While is a “project based“ mentality, it’s challenging to maintain when the work is actually more ongoing than a specific project – – which is why both salaries and burnout are high for leaders in this environment.
The second nuance is leadership among those in the neurodiverse community. My sense is this will be a Gen Z led solution with boomers down to millennials less equipped to provide leadership skills when handling Neurodiversity compared to generation Z leaders.
I don’t see a lot of literature about nor neurodiversity, but one often finds high-performance in that community by those who need to be left alone for what are essentially medical reasons.
My experience has been team members appreciate the space given to those individuals and understand their capacity to be interdependent is more nuanced and requires more empathy.
Just like 30 years ago, many people were someone embarrassed to talk about going to see a counselor when in a work environment, I believe the generation coming finds the
opposite uncomfortable — people who don’t understand and adapt to neurodiversity on a team are often notadmired leaders.
A joyful challenge, both seem to exist within the industry I’ve chosen (media, and entertainment ) so it’s been quite a ride!
In any regard, both are nuances that look at the motivation behind the need for people to work disconnected from a team, either situationally or medically.

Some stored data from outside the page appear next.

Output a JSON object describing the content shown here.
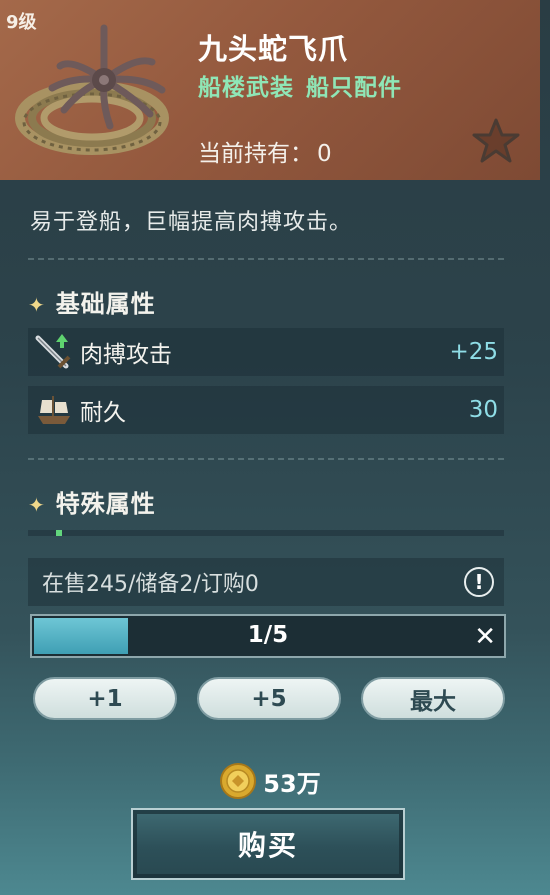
{
  "item": {
    "level": "9级",
    "name": "九头蛇飞爪",
    "tags": [
      "船楼武装",
      "船只配件"
    ],
    "owned_label": "当前持有：",
    "owned_count": "0",
    "description": "易于登船，巨幅提高肉搏攻击。"
  },
  "basic_section": {
    "title": "基础属性",
    "attributes": [
      {
        "label": "肉搏攻击",
        "value": "+25",
        "icon": "sword-icon"
      },
      {
        "label": "耐久",
        "value": "30",
        "icon": "ship-icon"
      }
    ]
  },
  "special_section": {
    "title": "特殊属性"
  },
  "market": {
    "stock_text": "在售245/储备2/订购0",
    "quantity_text": "1/5",
    "quantity_fraction": 0.2,
    "buttons": [
      "+1",
      "+5",
      "最大"
    ],
    "price": "53万",
    "buy_label": "购买"
  },
  "colors": {
    "header_bg": "#9a5f43",
    "tag_green": "#8fe6b6",
    "value_cyan": "#8fdde6",
    "bar_fill": "#4fb0c4"
  }
}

Just like we wouldn’t expect someone in a wheelchair to walk upstairs to a meeting, I think the challenge of the generation to come is Identifying, understanding and adapting to neurodiverse and creative individuals—- both of whom can be highly prized and unlikely to be replaced by artificial intelligence or automated systems in the years to come.
Would love to know if there is literature out there related to this topic. I’ve lived my life leading in this space and don’t see a lot out there on the topic.
Cheers to anyone who spent time reading this entire message lol!